The HRV parameters were divided into two categories: time domain and frequency domain. The parameters of the time domain were the SDNN, RMSSD, and ApEn, while the parameters of the frequency domain were the TP, VLF, LF, HF, and LF/HF ratio [1,4,14]. The data obtained from short-term (5 minutes) recordings should be processed with frequency domain methods, whereas time domain analyses should be performed to analyze 24-hour, long-term recordings [1]. This study used the 5-minute measurement method, and the frequency domain parameters were matched well regardless of sex. Therefore, we can assume that the frequency domain parameters matched better in the correlation analysis between the AKW and HRV.
This study has several limitations. The long-term analysis (24-hour measurement) is more accurate than the short-term analysis (5-minute analysis). However, the short-term analysis is less expensive, saves time, and is convenient for the participants. A large number of subjects should be investigated in future studies to clarify the relationship between the AKW and HRV parameters.
Despite these limitations, HRV can be a useful factor in evaluating the change in AKW associated with cardiovascular disease.
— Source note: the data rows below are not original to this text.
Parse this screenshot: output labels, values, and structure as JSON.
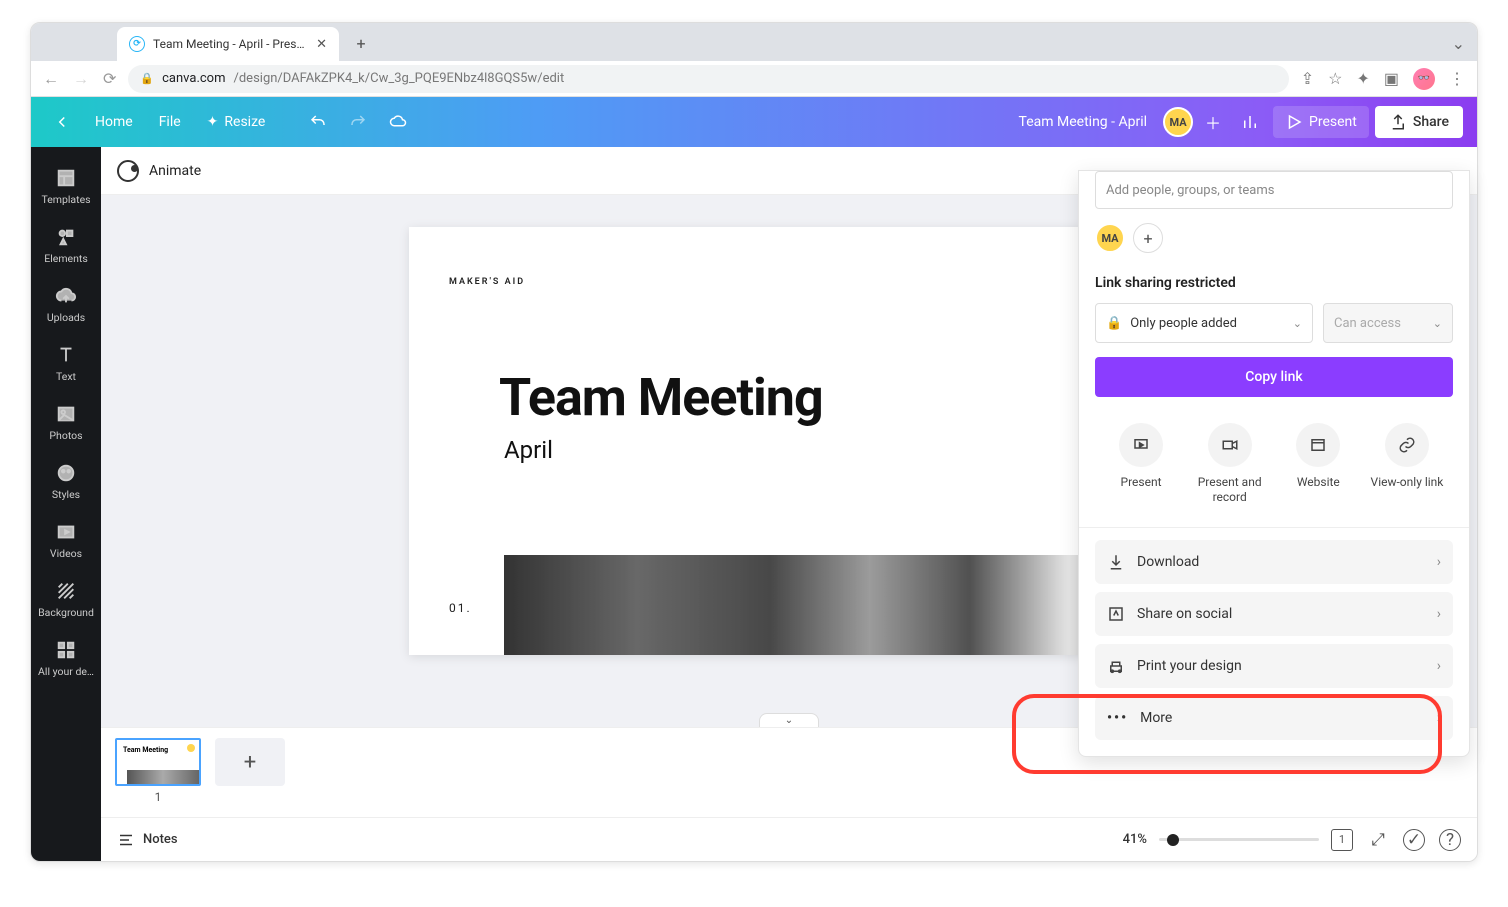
{
  "browser": {
    "tab_title": "Team Meeting - April - Present",
    "url_domain": "canva.com",
    "url_path": "/design/DAFAkZPK4_k/Cw_3g_PQE9ENbz4l8GQS5w/edit"
  },
  "header": {
    "home": "Home",
    "file": "File",
    "resize": "Resize",
    "doc_title": "Team Meeting - April",
    "avatar_initials": "MA",
    "present": "Present",
    "share": "Share"
  },
  "context_bar": {
    "animate": "Animate"
  },
  "sidebar": {
    "items": [
      {
        "label": "Templates"
      },
      {
        "label": "Elements"
      },
      {
        "label": "Uploads"
      },
      {
        "label": "Text"
      },
      {
        "label": "Photos"
      },
      {
        "label": "Styles"
      },
      {
        "label": "Videos"
      },
      {
        "label": "Background"
      },
      {
        "label": "All your de…"
      }
    ]
  },
  "slide": {
    "maker": "MAKER'S AID",
    "title": "Team Meeting",
    "subtitle": "April",
    "page_num": "01."
  },
  "thumbs": {
    "number": "1",
    "title": "Team Meeting"
  },
  "bottom": {
    "notes": "Notes",
    "zoom": "41%"
  },
  "share_panel": {
    "input_placeholder": "Add people, groups, or teams",
    "avatar_initials": "MA",
    "link_status": "Link sharing restricted",
    "perm_selected": "Only people added",
    "perm_access": "Can access",
    "copy": "Copy link",
    "ico_present": "Present",
    "ico_record": "Present and record",
    "ico_website": "Website",
    "ico_viewlink": "View-only link",
    "download": "Download",
    "social": "Share on social",
    "print": "Print your design",
    "more": "More"
  }
}
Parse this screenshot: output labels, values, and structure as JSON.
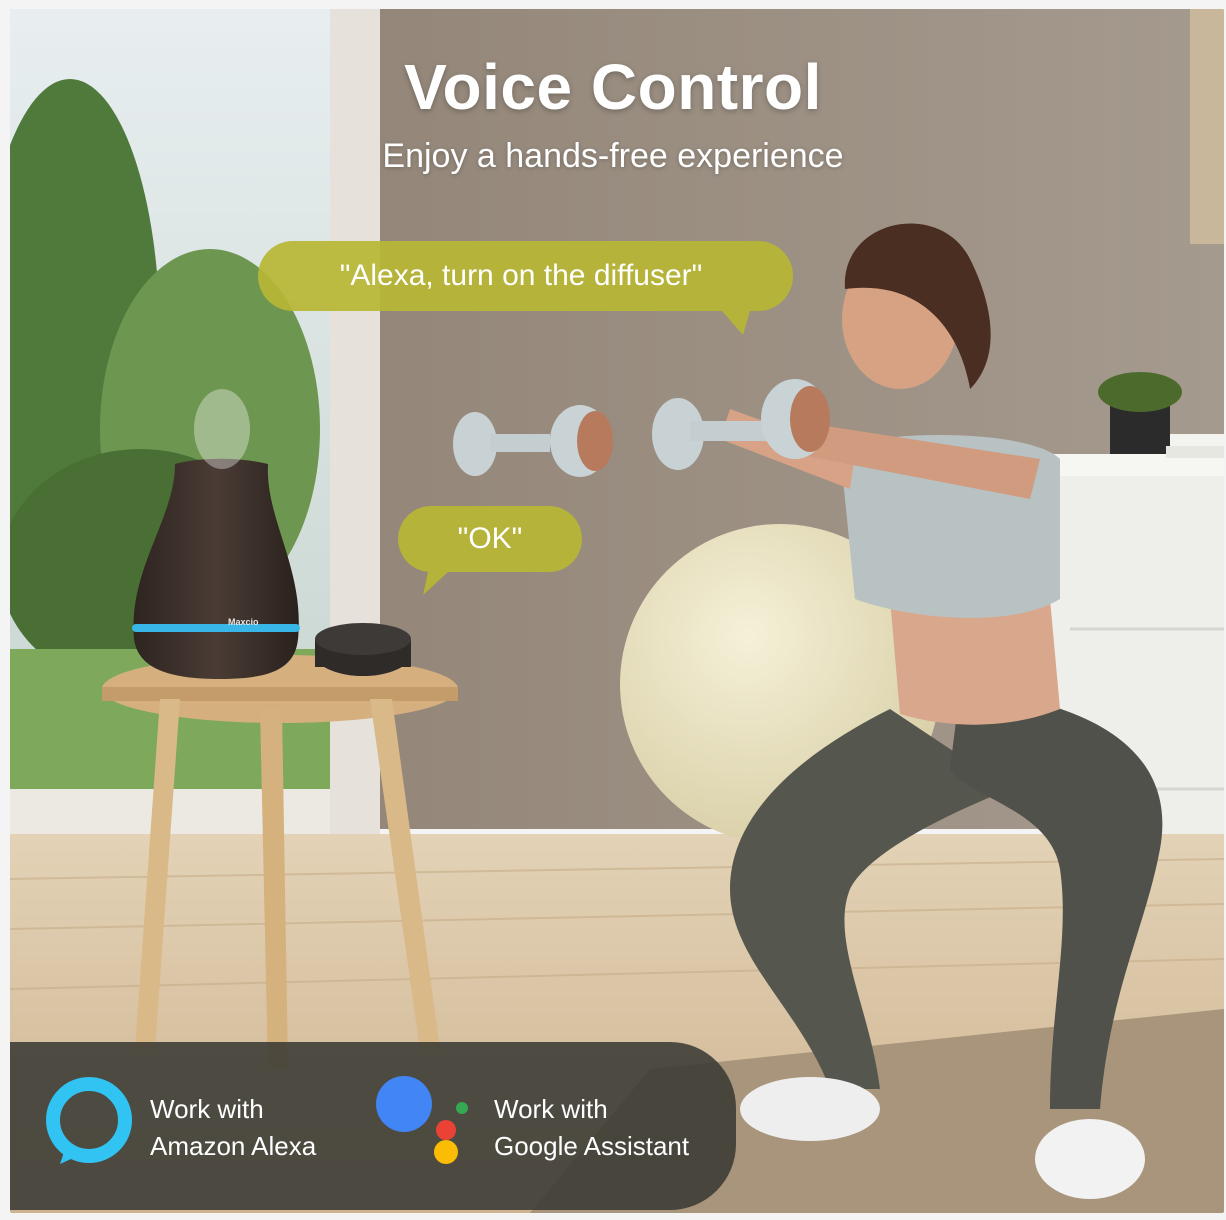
{
  "headline": {
    "title": "Voice Control",
    "subtitle": "Enjoy a hands-free experience"
  },
  "speech_bubbles": {
    "command": "\"Alexa, turn on the diffuser\"",
    "reply": "\"OK\""
  },
  "product": {
    "brand_label": "Maxcio"
  },
  "badges": {
    "alexa": {
      "line1": "Work with",
      "line2": "Amazon Alexa",
      "icon": "amazon-alexa-logo"
    },
    "google": {
      "line1": "Work with",
      "line2": "Google Assistant",
      "icon": "google-assistant-logo"
    }
  },
  "colors": {
    "bubble": "#b7b634",
    "alexa_blue": "#31c4f3",
    "google_blue": "#4285f4",
    "google_red": "#ea4335",
    "google_yellow": "#fbbc05",
    "google_green": "#34a853",
    "badge_bar": "#3a3a34"
  }
}
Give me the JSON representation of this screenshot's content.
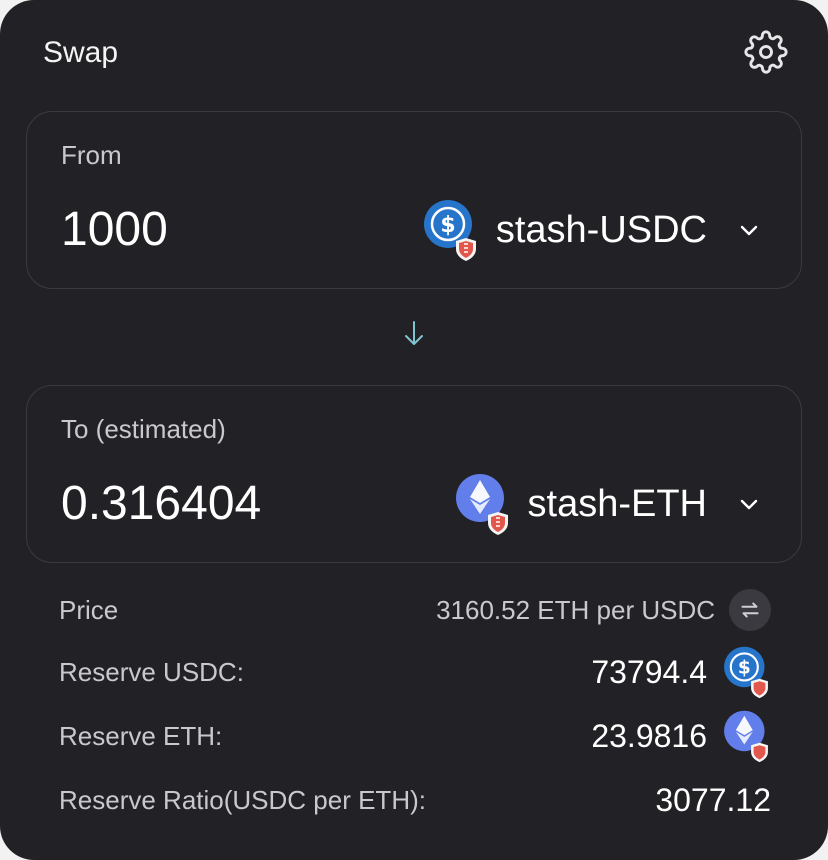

If an individual has a significantly higher AKW than the average age group, we can assume that such an individual has low SDNN and TP (representing HRV). The result was obtained using chest radiography; thus, HRV may be used clinically as an indicator of possible cardiovascular diseases. Further research is needed to determine how HRV can be used as a clinical factor to evaluate cardiac risks, and how to apply the relationship between the AKW and HRV. In addition, it is necessary to investigate the relationship between the AKW and HRV in metabolic syndrome and the change in this relationship according to age and sex.
In conclusion, the HRV parameters were significantly associated with the AKW in the Korean population of this study.
Notes
No potential conflict of interest relevant to this article was reported.